Saturday, March 17, 2007

Post Bush Conservatism

From Karen Tumulty's piece in Time: How the Right Went Wrong

Conservatives are in many ways victims of their successes, and there have indeed been big ones. At 35%, the top tax rate is about half what it was when Reagan took office; the Soviet Union broke up; inflation is barely a nuisance; crime is down; and welfare is reformed. But if all that's true, what is conservatism's rationale for the next generation? What set of goals is there to hold together a coalition that has always been more fractious than it seemed to be from the outside, with its realists and its neoconservatives, its religious ground troops and its libertarian intelligentsia, its Pat Buchanan populists and its Milton Friedman free traders? That is why the challenge for Republican conservatives goes far deeper than merely trying to figure out how to win the next election. 2008 is a question with a very clear premise: Does the conservative movement still have what it takes to redeem its grand old traditions — or, better, to chart new territory?
As an answer, Mark Satin on conservatives going radical middle.
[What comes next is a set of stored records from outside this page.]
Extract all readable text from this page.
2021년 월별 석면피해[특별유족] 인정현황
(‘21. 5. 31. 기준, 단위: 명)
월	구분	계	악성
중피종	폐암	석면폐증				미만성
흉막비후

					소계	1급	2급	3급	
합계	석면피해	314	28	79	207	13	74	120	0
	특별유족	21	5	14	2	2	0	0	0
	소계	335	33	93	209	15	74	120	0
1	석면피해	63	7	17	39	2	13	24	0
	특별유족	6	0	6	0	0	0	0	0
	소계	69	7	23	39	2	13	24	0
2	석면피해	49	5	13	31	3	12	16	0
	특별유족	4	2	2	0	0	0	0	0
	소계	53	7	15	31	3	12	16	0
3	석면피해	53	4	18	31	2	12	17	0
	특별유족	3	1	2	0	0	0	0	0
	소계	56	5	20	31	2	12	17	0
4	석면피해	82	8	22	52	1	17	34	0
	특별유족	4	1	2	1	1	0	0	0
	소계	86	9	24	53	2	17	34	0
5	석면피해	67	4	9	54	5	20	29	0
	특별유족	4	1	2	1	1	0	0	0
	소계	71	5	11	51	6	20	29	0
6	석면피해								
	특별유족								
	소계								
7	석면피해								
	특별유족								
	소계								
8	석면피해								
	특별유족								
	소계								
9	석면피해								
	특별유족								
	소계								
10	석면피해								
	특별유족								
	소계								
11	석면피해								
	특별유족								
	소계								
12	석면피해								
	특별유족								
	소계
Satin I think is correct in noting that most of the initial radical middle/centrist movement came from more left-leaning progressive elements. Because in large measure they had been in charge for so long until the Carter debacle years and Clinton's New Centrist Leftism.

The Republicans had to wait for them to hold the legislature (did from 94-06) and the presidency to have their try and show their failure as the Democrats had with Carter. Now they have to get beyond their own flaws. The best of the group by far is Ross Douthat. His piece (with Reihan Salem) on Sam's Club Republicans here. Not entirely clear yet what it will be for foreign policy.